Clubs NSW represents about 1200 clubs with 6.7 million members and it is expected that the majority of clubs would take up Crownbet’s deal. That would see installation of cash machines, the building of an app which could operate within clubs and possibly the installation of Crownbet wi-fi throughout venues.
The significance of the move is that CrownBet is 62 per cent owned by Crown Resorts, which has stated its desire to grow its Australian footprint after withdrawing from much of its overseas interests.
Crown Resorts currently operates casinos in Melbourne and Perth, and is in the process of constructing a casino in the Sydney suburb of Barangaroo. It is also linked heavily to the construction of a new casino on the Gold Coast.
Crownbet is its foray into the booming digital wagering space, and is headed up by former Sportsbet founder Matthew Tripp (pictured), who together with some of his executive, holds the remaining 38 per cent of the company.
This agreement with Clubs NSW will allow Crown to build its membership base through the Crownbet brand outside of the casinos and into the clubs which are part of the social fabric through NSW.
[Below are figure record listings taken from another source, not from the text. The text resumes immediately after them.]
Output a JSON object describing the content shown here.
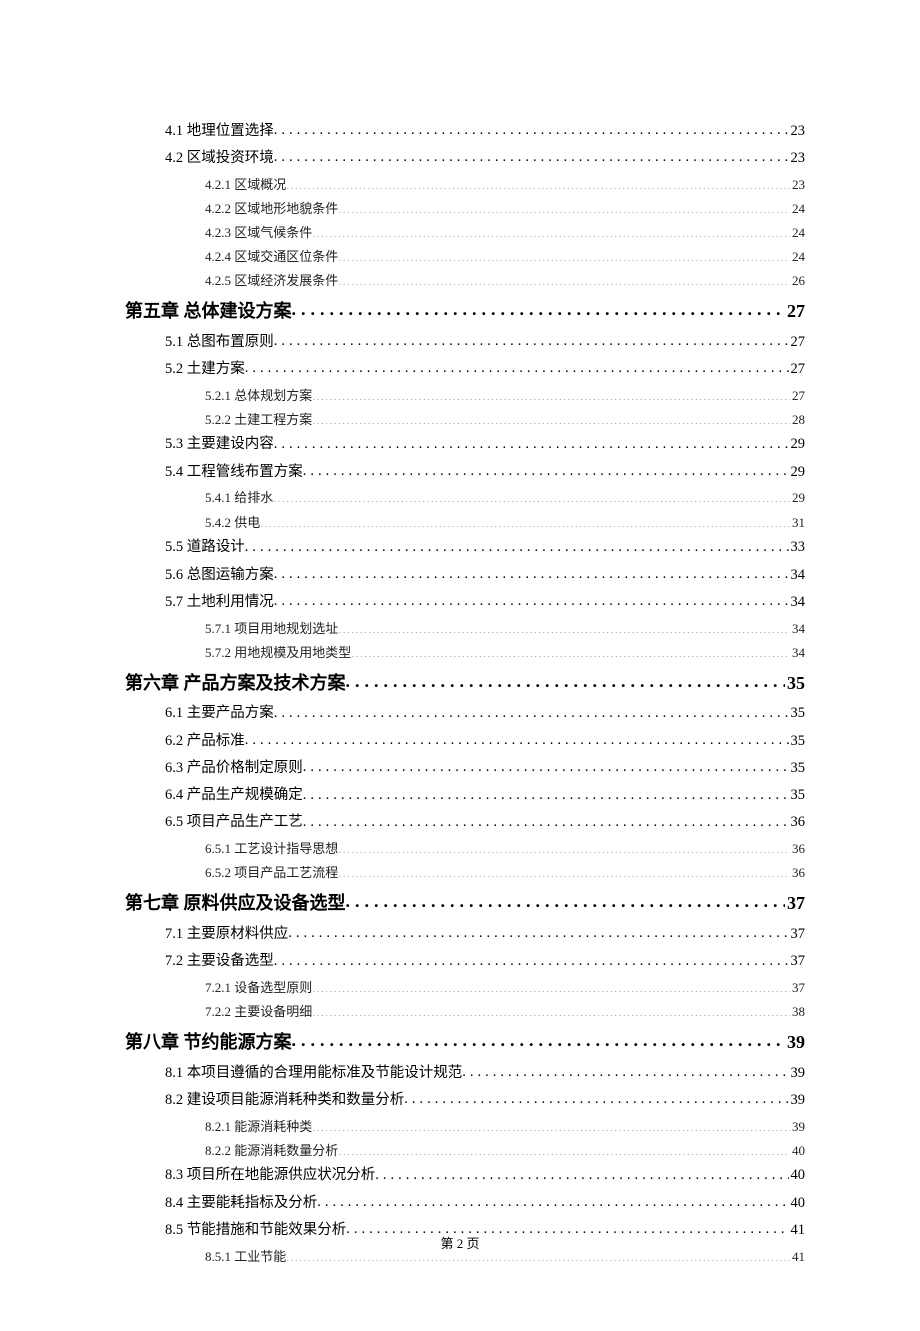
{
  "page_footer": "第 2 页",
  "colors": {
    "text": "#000000",
    "background": "#ffffff"
  },
  "typography": {
    "chapter_fontsize": 18,
    "section_fontsize": 14.5,
    "subsection_fontsize": 13,
    "footer_fontsize": 13,
    "chapter_font": "KaiTi",
    "body_font": "SimSun"
  },
  "toc": [
    {
      "level": "section",
      "label": "4.1 地理位置选择",
      "page": "23"
    },
    {
      "level": "section",
      "label": "4.2 区域投资环境",
      "page": "23"
    },
    {
      "level": "subsection",
      "label": "4.2.1 区域概况",
      "page": "23"
    },
    {
      "level": "subsection",
      "label": "4.2.2 区域地形地貌条件",
      "page": "24"
    },
    {
      "level": "subsection",
      "label": "4.2.3 区域气候条件",
      "page": "24"
    },
    {
      "level": "subsection",
      "label": "4.2.4 区域交通区位条件",
      "page": "24"
    },
    {
      "level": "subsection",
      "label": "4.2.5 区域经济发展条件",
      "page": "26"
    },
    {
      "level": "chapter",
      "label": "第五章  总体建设方案",
      "page": "27"
    },
    {
      "level": "section",
      "label": "5.1 总图布置原则",
      "page": "27"
    },
    {
      "level": "section",
      "label": "5.2 土建方案",
      "page": "27"
    },
    {
      "level": "subsection",
      "label": "5.2.1 总体规划方案",
      "page": "27"
    },
    {
      "level": "subsection",
      "label": "5.2.2 土建工程方案",
      "page": "28"
    },
    {
      "level": "section",
      "label": "5.3 主要建设内容",
      "page": "29"
    },
    {
      "level": "section",
      "label": "5.4 工程管线布置方案",
      "page": "29"
    },
    {
      "level": "subsection",
      "label": "5.4.1 给排水",
      "page": "29"
    },
    {
      "level": "subsection",
      "label": "5.4.2 供电",
      "page": "31"
    },
    {
      "level": "section",
      "label": "5.5 道路设计",
      "page": "33"
    },
    {
      "level": "section",
      "label": "5.6 总图运输方案",
      "page": "34"
    },
    {
      "level": "section",
      "label": "5.7 土地利用情况",
      "page": "34"
    },
    {
      "level": "subsection",
      "label": "5.7.1 项目用地规划选址",
      "page": "34"
    },
    {
      "level": "subsection",
      "label": "5.7.2 用地规模及用地类型",
      "page": "34"
    },
    {
      "level": "chapter",
      "label": "第六章  产品方案及技术方案",
      "page": "35"
    },
    {
      "level": "section",
      "label": "6.1 主要产品方案",
      "page": "35"
    },
    {
      "level": "section",
      "label": "6.2 产品标准",
      "page": "35"
    },
    {
      "level": "section",
      "label": "6.3 产品价格制定原则",
      "page": "35"
    },
    {
      "level": "section",
      "label": "6.4 产品生产规模确定",
      "page": "35"
    },
    {
      "level": "section",
      "label": "6.5 项目产品生产工艺",
      "page": "36"
    },
    {
      "level": "subsection",
      "label": "6.5.1 工艺设计指导思想",
      "page": "36"
    },
    {
      "level": "subsection",
      "label": "6.5.2 项目产品工艺流程",
      "page": "36"
    },
    {
      "level": "chapter",
      "label": "第七章  原料供应及设备选型",
      "page": "37"
    },
    {
      "level": "section",
      "label": "7.1 主要原材料供应",
      "page": "37"
    },
    {
      "level": "section",
      "label": "7.2 主要设备选型",
      "page": "37"
    },
    {
      "level": "subsection",
      "label": "7.2.1 设备选型原则",
      "page": "37"
    },
    {
      "level": "subsection",
      "label": "7.2.2 主要设备明细",
      "page": "38"
    },
    {
      "level": "chapter",
      "label": "第八章  节约能源方案",
      "page": "39"
    },
    {
      "level": "section",
      "label": "8.1 本项目遵循的合理用能标准及节能设计规范",
      "page": "39"
    },
    {
      "level": "section",
      "label": "8.2 建设项目能源消耗种类和数量分析",
      "page": "39"
    },
    {
      "level": "subsection",
      "label": "8.2.1 能源消耗种类",
      "page": "39"
    },
    {
      "level": "subsection",
      "label": "8.2.2 能源消耗数量分析",
      "page": "40"
    },
    {
      "level": "section",
      "label": "8.3 项目所在地能源供应状况分析",
      "page": "40"
    },
    {
      "level": "section",
      "label": "8.4 主要能耗指标及分析",
      "page": "40"
    },
    {
      "level": "section",
      "label": "8.5 节能措施和节能效果分析",
      "page": "41"
    },
    {
      "level": "subsection",
      "label": "8.5.1 工业节能",
      "page": "41"
    }
  ]
}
The upside for Crownbet, which is headquartered out of Melbourne, is that it can grow its footprint in NSW, where it only has around 4 per cent of the digital wagering market.
The upside for Clubs NSW is two-fold. Firstly, it will boost funding for its venues through commissions from Crownbet and secondly, it will give it greater leverage in its dealing with the TAB over aspects such as the high cost of accessing the Sky Channel racing feed.